En Gironde, l'éducation et la justice se mobilisent contre les violences sexuelles et sexistes

Unis pour mettre fin aux violences sexuelles, la justice et l'université s'engagent ensemble.
En Gironde, l'éducation et la justice se mobilisent contre les violences sexuelles et sexistes
Procureurs, recteur, responsables d’établissements d’enseignement supérieur, lors de la signature de la convention, ce 22 avril. © Crédit photo : E.A.-C.
Unis pour mettre fin aux violences sexuelles, la justice et l'université s'engagent ensemble.

Le 22 avril, une convention a été signée en Gironde pour renforcer la lutte contre les violences sexuelles et sexistes (VSS) dans le milieu universitaire. Les parquets de Bordeaux et Libourne, en collaboration avec le rectorat et huit établissements d’enseignement supérieur, visent à créer un cadre d’action efficace pour protéger les étudiants.

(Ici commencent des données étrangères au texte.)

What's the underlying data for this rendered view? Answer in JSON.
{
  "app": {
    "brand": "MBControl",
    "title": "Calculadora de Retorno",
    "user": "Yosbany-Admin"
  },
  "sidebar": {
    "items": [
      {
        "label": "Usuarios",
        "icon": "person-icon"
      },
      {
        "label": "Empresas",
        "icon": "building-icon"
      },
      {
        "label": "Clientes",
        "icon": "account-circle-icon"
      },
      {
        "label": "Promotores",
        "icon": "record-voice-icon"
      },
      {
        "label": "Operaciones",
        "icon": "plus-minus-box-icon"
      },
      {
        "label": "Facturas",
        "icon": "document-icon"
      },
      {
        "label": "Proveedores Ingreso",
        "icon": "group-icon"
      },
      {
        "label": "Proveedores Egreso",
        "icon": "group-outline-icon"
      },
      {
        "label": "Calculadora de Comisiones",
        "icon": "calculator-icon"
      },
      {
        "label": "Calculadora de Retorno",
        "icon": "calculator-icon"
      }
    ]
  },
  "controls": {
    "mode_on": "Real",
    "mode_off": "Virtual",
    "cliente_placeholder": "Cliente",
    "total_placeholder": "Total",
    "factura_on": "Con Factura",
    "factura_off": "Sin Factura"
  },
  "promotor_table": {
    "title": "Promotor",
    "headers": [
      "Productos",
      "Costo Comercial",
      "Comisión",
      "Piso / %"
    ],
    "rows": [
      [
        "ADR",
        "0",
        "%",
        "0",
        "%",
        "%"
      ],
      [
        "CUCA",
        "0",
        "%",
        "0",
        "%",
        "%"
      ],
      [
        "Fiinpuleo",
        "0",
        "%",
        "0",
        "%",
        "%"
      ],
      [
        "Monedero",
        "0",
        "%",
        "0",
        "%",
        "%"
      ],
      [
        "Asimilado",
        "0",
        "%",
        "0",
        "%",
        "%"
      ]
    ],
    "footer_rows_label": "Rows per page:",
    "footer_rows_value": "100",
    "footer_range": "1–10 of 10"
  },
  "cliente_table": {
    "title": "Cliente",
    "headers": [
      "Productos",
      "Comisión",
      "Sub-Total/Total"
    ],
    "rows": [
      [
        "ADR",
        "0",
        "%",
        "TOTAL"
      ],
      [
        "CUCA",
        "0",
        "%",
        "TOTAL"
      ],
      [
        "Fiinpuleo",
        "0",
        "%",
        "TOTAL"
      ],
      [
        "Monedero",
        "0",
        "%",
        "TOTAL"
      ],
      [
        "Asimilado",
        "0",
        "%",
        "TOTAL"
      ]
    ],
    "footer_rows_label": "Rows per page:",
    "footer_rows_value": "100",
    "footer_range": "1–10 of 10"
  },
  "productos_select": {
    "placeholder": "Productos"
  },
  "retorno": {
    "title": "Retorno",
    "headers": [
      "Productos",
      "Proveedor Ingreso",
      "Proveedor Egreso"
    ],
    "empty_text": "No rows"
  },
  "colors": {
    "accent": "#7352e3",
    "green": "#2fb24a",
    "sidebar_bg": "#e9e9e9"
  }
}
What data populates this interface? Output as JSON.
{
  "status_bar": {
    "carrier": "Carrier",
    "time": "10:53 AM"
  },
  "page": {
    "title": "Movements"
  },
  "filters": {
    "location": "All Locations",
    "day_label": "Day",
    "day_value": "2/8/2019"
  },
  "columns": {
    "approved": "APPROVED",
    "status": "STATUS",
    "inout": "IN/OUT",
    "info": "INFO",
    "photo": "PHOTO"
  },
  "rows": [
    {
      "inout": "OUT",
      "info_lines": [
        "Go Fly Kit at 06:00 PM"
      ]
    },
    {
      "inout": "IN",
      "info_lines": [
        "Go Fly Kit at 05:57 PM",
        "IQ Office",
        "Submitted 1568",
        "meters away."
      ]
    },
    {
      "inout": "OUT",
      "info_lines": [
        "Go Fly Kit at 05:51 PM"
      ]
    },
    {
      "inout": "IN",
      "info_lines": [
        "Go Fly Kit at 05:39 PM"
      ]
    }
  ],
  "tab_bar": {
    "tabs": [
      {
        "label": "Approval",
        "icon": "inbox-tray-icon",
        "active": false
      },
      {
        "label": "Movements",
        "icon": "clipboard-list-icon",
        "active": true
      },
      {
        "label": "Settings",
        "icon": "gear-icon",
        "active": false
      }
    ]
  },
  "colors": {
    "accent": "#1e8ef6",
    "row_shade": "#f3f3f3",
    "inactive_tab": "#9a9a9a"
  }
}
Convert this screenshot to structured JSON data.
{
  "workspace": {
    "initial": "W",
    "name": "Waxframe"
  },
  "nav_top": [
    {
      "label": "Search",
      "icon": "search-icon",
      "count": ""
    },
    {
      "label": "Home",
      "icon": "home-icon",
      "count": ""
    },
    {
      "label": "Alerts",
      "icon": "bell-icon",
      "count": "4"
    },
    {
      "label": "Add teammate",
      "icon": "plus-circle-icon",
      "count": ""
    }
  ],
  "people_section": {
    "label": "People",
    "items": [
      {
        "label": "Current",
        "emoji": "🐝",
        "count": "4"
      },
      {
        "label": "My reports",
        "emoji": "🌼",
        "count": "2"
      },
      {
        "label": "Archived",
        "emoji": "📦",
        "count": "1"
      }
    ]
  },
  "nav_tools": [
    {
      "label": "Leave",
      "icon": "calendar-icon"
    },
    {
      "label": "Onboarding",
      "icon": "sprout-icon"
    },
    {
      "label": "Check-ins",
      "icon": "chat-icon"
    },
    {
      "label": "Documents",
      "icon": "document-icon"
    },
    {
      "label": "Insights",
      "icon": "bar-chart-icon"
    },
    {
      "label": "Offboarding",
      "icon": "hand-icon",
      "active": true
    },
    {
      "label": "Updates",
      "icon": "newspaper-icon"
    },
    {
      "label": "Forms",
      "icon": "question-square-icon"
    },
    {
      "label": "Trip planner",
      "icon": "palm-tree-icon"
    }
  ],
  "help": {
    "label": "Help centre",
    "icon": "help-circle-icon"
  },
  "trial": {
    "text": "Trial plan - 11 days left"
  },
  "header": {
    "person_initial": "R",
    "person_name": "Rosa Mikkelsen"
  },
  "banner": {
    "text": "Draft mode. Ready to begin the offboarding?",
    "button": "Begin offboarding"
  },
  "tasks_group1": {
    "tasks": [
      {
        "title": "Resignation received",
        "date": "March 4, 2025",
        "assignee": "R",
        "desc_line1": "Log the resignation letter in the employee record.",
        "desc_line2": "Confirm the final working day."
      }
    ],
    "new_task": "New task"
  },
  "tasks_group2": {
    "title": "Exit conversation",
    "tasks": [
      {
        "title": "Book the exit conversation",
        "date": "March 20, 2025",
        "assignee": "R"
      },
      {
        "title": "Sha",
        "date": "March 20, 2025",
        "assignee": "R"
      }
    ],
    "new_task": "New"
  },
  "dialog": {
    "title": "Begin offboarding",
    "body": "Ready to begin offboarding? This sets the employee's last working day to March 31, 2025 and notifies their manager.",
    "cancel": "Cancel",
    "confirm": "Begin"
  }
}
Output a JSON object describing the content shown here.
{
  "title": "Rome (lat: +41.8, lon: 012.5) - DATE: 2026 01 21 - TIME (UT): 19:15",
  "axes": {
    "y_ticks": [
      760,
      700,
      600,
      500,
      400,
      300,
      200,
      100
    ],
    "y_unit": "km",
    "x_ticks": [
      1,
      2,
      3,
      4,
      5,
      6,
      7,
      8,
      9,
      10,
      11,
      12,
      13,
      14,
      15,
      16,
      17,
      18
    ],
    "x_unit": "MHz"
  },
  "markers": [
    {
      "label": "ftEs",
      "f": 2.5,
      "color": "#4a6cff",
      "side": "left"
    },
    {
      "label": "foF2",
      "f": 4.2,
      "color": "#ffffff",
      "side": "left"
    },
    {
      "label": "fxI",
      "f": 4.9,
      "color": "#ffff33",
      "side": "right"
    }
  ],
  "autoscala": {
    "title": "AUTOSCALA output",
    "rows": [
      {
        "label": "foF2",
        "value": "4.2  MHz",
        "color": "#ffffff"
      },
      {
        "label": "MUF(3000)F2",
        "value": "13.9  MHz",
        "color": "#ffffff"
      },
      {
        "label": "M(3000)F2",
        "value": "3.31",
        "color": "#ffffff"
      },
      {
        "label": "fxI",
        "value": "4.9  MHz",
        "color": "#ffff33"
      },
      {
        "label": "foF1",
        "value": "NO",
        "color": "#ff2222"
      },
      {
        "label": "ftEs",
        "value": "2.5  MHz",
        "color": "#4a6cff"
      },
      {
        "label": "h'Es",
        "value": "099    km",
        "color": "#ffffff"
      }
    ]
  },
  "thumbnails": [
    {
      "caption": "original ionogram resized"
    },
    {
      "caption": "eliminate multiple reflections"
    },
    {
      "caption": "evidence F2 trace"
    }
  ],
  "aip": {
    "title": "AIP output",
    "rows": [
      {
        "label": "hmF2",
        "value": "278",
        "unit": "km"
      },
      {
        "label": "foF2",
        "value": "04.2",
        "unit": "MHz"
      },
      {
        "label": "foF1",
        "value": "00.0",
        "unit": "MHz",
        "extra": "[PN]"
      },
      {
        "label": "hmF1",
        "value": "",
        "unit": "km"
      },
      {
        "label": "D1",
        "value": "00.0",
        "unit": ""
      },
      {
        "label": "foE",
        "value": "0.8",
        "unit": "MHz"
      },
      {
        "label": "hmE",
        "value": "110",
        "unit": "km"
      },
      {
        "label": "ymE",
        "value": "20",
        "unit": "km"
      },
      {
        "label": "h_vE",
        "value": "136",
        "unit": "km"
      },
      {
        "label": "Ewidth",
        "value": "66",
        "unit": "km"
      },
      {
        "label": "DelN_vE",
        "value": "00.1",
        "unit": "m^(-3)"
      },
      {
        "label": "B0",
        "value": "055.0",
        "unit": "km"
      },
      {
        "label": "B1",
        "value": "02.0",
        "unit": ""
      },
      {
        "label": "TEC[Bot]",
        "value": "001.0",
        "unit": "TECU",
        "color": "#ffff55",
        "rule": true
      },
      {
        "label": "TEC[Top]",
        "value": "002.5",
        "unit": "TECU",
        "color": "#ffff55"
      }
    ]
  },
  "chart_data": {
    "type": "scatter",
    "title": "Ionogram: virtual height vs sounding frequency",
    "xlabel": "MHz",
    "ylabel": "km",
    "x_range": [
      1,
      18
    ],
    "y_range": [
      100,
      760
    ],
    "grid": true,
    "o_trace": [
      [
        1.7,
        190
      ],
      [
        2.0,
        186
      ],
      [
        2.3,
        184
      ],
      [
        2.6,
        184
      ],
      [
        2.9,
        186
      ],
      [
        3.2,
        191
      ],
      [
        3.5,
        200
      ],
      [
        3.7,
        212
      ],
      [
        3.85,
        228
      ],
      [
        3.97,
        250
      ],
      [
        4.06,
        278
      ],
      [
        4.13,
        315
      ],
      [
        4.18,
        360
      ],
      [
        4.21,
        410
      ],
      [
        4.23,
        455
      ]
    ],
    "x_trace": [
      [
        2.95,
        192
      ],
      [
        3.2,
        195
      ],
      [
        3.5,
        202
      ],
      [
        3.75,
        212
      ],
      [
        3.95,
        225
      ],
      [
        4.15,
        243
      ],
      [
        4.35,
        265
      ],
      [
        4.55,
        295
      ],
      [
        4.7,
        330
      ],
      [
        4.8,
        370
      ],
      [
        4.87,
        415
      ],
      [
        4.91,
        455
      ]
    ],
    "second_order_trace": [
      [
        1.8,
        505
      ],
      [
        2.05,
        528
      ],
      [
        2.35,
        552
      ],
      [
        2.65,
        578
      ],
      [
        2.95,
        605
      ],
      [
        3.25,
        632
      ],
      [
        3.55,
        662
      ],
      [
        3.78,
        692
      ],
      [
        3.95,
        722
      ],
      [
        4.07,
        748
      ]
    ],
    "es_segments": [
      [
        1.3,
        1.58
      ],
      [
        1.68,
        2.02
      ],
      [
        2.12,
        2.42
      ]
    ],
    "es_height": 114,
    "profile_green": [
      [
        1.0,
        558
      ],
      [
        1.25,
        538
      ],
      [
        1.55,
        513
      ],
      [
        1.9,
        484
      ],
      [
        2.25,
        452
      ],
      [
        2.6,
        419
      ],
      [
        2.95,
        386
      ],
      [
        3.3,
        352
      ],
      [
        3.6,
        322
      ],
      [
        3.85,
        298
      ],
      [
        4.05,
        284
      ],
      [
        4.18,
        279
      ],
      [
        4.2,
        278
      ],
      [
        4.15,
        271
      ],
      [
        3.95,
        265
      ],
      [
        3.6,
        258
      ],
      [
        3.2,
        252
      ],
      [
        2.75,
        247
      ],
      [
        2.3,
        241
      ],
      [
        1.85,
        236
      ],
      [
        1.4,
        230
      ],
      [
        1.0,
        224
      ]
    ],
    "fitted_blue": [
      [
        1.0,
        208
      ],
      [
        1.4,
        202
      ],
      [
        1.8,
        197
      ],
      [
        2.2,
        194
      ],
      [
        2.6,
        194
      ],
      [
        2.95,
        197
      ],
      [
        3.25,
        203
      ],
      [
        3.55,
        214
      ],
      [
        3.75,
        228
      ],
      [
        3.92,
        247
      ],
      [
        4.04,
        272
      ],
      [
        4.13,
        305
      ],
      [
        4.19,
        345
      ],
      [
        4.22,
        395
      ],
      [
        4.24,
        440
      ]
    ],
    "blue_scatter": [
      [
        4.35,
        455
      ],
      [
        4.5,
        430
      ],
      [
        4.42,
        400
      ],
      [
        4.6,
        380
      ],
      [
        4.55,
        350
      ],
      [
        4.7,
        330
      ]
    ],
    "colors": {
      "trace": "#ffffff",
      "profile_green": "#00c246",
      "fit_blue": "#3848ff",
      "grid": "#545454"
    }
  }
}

Cette initiative prend en compte des établissements tels que l’Université de Bordeaux, l’Université Bordeaux-Montaigne, Kedge Business School, et d'autres. Les responsables se sont accordés à travailler ensemble pour mieux encadrer les signalements de incidents liés aux VSS, soulignant l'importance d'une réponse coordonnée. Le procureur de Bordeaux, Renaud Gaudeul, a affirmé qu'environ quinze affaires de VSS sont actuellement au tribunal chaque année, ce qui met en lumière la nécessité de ce partenariat.

« Les violences sexuelles et sexistes n’épargnent pas, aujourd’hui encore, le monde de l’université »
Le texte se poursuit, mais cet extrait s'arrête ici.